Sequence Classification (SFT/PEFT) with NeMo AutoModel

View as Markdown

Introduction

Sequence classification tasks (e.g., sentiment analysis, topic classification, GLUE tasks) map input text to a discrete label. NeMo AutoModel provides a lightweight recipe specialized for this setting that integrates with popular pretrained model formats and dataset sources.

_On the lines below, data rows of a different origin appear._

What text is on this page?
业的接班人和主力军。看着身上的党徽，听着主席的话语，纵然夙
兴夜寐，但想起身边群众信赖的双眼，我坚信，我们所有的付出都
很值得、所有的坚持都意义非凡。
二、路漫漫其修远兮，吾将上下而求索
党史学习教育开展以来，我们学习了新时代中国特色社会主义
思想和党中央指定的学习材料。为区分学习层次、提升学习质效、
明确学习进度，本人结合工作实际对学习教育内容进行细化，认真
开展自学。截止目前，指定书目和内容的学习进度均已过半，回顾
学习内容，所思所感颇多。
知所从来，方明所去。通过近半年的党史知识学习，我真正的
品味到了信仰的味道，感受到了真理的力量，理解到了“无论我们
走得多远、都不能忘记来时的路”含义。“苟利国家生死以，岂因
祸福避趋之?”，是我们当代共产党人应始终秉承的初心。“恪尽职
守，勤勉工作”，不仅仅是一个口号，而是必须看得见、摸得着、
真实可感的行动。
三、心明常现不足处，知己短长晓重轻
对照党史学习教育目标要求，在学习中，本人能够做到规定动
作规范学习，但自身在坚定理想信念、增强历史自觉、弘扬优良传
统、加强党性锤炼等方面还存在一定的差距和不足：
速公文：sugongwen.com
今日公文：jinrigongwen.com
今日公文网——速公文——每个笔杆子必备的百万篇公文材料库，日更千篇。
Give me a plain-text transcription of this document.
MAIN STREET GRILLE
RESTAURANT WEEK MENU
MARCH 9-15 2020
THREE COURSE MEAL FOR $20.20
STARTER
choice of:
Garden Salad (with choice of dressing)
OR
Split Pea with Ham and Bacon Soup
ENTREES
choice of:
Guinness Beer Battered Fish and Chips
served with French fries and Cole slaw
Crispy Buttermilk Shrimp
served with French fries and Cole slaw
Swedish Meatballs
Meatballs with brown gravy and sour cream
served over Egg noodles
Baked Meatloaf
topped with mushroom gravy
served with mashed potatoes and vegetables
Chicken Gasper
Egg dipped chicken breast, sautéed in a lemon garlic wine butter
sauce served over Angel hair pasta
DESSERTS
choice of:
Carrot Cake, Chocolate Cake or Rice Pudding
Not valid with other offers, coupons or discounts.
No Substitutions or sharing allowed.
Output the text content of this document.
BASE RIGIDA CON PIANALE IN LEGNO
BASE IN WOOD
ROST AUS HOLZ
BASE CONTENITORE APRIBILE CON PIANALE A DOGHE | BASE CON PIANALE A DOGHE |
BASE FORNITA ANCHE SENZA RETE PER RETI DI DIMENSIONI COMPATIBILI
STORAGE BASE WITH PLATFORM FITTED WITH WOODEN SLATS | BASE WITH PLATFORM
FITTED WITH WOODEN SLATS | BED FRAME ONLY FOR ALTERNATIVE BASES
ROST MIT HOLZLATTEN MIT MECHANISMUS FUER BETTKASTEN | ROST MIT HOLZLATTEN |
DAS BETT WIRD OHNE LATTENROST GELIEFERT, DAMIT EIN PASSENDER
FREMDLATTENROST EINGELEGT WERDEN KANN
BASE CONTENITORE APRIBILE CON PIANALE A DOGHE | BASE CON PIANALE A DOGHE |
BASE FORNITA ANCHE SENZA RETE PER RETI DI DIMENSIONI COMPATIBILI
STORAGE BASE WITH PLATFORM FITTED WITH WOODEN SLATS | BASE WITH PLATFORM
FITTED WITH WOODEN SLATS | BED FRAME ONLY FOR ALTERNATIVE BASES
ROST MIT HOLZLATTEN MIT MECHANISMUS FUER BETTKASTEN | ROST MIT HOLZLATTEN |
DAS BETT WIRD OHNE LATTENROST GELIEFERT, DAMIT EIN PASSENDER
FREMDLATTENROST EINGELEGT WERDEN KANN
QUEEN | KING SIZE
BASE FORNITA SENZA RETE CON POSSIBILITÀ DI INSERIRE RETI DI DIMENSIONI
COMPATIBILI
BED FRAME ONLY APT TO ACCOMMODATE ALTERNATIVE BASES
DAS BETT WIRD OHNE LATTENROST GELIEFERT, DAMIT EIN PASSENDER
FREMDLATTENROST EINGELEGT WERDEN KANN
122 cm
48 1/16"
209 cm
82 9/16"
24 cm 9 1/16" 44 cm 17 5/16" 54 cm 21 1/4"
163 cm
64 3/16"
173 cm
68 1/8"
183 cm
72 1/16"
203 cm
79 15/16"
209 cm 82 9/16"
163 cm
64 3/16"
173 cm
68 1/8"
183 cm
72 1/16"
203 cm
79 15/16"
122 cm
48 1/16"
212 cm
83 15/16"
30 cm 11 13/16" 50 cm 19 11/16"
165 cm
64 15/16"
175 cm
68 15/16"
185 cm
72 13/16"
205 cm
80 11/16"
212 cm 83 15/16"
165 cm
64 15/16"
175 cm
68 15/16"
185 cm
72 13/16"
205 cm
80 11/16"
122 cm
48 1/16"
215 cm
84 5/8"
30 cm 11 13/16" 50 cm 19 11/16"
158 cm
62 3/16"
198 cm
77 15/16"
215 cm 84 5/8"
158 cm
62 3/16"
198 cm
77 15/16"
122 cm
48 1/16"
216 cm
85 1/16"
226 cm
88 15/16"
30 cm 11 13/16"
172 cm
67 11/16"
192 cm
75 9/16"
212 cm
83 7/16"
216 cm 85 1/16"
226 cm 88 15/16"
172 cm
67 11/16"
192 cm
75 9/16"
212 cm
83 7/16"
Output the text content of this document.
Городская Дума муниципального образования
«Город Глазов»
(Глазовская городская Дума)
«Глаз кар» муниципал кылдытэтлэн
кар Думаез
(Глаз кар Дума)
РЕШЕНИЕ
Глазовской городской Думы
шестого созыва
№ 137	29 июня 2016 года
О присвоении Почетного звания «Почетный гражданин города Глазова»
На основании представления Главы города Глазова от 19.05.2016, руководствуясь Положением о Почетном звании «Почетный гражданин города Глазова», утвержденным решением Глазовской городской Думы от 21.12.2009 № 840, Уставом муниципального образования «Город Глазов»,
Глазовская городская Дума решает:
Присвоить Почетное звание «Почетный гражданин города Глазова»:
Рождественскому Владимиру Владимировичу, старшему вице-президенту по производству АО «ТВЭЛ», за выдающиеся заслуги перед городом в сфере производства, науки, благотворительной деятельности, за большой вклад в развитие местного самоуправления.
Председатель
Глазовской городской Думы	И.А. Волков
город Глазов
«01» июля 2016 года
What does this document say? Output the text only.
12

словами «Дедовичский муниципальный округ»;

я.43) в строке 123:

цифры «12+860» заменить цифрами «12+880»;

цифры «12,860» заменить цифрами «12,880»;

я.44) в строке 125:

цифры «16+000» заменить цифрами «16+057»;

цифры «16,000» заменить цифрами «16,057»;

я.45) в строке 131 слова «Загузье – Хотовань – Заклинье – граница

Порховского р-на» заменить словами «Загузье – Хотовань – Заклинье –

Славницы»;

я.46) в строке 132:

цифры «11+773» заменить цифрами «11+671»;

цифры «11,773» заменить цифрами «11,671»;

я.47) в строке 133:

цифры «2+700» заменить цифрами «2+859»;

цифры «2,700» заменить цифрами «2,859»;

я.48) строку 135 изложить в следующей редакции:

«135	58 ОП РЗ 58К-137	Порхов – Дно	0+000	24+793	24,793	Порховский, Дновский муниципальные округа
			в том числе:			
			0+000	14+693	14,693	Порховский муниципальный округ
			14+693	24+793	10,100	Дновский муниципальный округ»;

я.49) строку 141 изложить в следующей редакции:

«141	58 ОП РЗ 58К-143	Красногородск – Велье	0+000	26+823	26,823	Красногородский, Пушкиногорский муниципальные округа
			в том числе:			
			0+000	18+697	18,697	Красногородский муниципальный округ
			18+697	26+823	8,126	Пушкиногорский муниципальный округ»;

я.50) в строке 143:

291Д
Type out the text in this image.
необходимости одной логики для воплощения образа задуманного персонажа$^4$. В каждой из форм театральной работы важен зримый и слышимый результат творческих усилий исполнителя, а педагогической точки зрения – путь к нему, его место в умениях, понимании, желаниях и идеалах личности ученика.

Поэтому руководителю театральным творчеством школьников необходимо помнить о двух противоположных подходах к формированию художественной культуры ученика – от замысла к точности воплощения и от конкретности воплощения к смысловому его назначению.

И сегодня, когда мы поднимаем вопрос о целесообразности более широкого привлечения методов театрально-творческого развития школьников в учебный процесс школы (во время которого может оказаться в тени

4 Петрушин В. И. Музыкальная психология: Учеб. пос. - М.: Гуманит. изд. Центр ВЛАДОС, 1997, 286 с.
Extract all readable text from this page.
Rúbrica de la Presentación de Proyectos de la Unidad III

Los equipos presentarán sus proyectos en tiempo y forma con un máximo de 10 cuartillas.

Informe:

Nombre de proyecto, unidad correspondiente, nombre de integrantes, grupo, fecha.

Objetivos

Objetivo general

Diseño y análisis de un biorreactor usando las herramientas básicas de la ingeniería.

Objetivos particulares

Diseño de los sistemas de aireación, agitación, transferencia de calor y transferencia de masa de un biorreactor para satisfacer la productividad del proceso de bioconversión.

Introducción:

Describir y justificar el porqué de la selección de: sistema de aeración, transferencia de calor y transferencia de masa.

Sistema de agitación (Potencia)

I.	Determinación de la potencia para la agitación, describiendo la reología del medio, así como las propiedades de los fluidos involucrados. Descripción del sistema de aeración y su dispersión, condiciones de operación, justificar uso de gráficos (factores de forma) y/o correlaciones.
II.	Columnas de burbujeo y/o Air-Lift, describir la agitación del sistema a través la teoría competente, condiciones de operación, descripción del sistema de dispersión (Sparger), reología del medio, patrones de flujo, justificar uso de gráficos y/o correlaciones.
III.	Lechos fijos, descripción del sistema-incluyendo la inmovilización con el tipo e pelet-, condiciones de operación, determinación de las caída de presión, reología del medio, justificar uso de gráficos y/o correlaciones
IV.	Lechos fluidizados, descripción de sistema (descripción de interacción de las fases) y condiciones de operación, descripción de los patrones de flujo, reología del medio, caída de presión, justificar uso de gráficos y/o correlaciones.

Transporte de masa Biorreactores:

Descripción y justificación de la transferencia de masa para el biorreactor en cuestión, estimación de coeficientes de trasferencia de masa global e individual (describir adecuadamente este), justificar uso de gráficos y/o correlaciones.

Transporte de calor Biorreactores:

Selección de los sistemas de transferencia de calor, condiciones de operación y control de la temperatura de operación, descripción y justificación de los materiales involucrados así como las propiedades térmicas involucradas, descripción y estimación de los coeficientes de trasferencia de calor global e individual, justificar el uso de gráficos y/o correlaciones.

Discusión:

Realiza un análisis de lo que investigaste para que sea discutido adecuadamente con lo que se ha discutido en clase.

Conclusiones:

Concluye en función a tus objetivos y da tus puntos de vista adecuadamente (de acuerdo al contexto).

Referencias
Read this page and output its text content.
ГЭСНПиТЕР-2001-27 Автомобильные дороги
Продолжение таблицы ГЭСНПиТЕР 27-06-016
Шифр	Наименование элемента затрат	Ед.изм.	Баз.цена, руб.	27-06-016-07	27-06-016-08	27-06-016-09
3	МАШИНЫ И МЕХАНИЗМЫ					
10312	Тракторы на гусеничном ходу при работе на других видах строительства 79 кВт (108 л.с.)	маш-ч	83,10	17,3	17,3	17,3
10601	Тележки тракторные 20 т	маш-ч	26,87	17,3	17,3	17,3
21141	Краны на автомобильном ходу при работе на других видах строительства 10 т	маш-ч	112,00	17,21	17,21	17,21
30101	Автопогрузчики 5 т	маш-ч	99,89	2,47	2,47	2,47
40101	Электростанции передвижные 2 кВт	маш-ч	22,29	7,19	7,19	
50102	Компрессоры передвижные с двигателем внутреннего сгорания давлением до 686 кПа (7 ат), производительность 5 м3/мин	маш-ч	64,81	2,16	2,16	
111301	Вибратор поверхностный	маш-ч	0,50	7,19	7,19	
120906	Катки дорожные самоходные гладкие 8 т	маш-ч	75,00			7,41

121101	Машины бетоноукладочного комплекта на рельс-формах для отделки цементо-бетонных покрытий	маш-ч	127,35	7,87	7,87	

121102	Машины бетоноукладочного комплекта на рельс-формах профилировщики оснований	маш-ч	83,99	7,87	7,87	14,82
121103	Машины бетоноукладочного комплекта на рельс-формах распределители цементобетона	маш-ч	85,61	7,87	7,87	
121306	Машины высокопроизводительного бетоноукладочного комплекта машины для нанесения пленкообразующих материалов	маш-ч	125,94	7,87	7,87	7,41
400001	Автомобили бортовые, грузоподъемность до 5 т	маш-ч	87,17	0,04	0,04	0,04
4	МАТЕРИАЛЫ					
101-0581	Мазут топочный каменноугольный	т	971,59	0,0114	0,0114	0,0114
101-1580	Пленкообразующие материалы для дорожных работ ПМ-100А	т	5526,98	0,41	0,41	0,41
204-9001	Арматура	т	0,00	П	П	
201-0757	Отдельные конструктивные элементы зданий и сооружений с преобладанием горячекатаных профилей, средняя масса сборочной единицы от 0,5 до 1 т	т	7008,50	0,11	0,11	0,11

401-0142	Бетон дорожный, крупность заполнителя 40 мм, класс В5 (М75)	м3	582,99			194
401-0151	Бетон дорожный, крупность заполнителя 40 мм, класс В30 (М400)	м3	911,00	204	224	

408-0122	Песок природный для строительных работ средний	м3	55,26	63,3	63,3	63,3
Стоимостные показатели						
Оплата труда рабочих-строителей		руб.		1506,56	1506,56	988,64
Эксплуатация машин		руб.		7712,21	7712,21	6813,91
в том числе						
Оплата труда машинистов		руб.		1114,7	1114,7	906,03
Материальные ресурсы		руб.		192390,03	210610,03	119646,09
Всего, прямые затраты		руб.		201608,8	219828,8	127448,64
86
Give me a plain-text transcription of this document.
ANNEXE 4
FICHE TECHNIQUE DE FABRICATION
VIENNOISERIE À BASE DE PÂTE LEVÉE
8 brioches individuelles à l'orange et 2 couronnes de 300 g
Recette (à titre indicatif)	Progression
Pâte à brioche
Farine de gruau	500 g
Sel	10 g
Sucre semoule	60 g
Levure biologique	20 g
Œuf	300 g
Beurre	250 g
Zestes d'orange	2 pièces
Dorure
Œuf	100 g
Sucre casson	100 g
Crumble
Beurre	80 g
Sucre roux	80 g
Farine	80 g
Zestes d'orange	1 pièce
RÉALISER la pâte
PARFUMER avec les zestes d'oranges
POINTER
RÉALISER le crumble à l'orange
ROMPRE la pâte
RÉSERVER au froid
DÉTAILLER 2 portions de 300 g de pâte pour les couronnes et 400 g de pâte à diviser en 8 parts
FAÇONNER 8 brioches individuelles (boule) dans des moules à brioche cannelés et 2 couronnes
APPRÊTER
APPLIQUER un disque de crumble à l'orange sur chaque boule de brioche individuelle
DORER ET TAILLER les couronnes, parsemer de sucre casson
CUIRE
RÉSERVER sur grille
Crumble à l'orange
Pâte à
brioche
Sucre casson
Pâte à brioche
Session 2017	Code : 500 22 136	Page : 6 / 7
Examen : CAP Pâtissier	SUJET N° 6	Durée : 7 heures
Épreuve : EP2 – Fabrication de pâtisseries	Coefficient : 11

Integration with Hugging Face is supported.

This guide shows how to train a sequence classification model using the TrainFinetuneRecipeForSequenceClassification recipe, including optional Parameter-Efficient Fine-Tuning (LoRA).

Quickstart

Use the example config for GLUE MRPC with RoBERTa-large + LoRA:

$python3 examples/llm_seq_cls/seq_cls.py --config examples/llm_seq_cls/glue/mrpc_roberta_lora.yaml
  • Loads roberta-large with num_labels: 2
  • Builds GLUE MRPC datasets (train/validation)
  • Optionally, enables LoRA via the peft block
  • Trains and validates per step_scheduler

What is the Sequence Classification Recipe?

TrainFinetuneRecipeForSequenceClassification is a config-driven trainer that orchestrates:

  • Model and optimizer construction
  • Dataset/Dataloader setup
  • Training and validation loops
  • Checkpointing and logging

It follows the same design as the SFT recipe in the fine-tune guide, but uses a standard cross-entropy classification loss and a simplified batching pipeline.

Minimal Config Anatomy

1# GLUE MRPC with RoBERTa-large + LoRA
2step_scheduler:
3 global_batch_size: 32
4 local_batch_size: 32
5 ckpt_every_steps: 200
6 val_every_steps: 100
7 num_epochs: 2
8 max_steps: 10
9
10dist_env:
11 backend: nccl
12 timeout_minutes: 1
13
14model:
15 _target_: nemo_automodel.NeMoAutoModelForSequenceClassification.from_pretrained
16 pretrained_model_name_or_path: roberta-large
17 num_labels: 2
18
19checkpoint:
20 enabled: true
21 checkpoint_dir: checkpoints/
22 model_save_format: safetensors
23 save_consolidated: true
24
25distributed:
26 strategy: fsdp2
27 dp_size: null
28 dp_replicate_size: null
29 tp_size: 1
30 cp_size: 1
31 sequence_parallel: false
32
33peft:
34 _target_: nemo_automodel.components._peft.lora.PeftConfig
35 target_modules:
36 - "*.query"
37 - "*.value"
38 dim: 8
39 alpha: 16
40 dropout: 0.1
41
42dataset:
43 _target_: nemo_automodel.components.datasets.llm.seq_cls.GLUE_MRPC
44 split: train
45
46dataloader:
47 _target_: torchdata.stateful_dataloader.StatefulDataLoader
48 collate_fn: nemo_automodel.components.datasets.utils.default_collater
49
50validation_dataset:
51 _target_: nemo_automodel.components.datasets.llm.seq_cls.GLUE_MRPC
52 split: validation
53
54validation_dataloader:
55 _target_: torchdata.stateful_dataloader.StatefulDataLoader
56 collate_fn: nemo_automodel.components.datasets.utils.default_collater
57
58optimizer:
59 _target_: torch.optim.AdamW
60 betas: [0.9, 0.999]
61 eps: 1e-8
62 lr: 3.0e-4
63 weight_decay: 0

Dataset Notes

  • For single-sentence datasets (e.g., yelp_review_full, imdb), use YelpReviewFull or IMDB from nemo_automodel.components.datasets.llm.seq_cls.
  • For GLUE MRPC (sentence-pair classification), use GLUE_MRPC, which tokenizes (sentence1, sentence2) with padding/truncation.

LoRA (PEFT) Settings

  • target_modules: glob to select linear layers (e.g., "*.proj").
  • dim (rank), alpha, dropout: tune per model/compute budget. Values dim=8, alpha=16, dropout=0.1 are a good starting point for RoBERTa.
  • The recipe automatically applies the adapters; no additional code changes are required.

Running with torchrun

$torchrun --nproc-per-node=2 examples/llm_seq_cls/seq_cls.py --config examples/llm_seq_cls/glue/mrpc_roberta_lora.yaml

You can adjust the number of GPUs as necessary using the --nproc-per-node knob.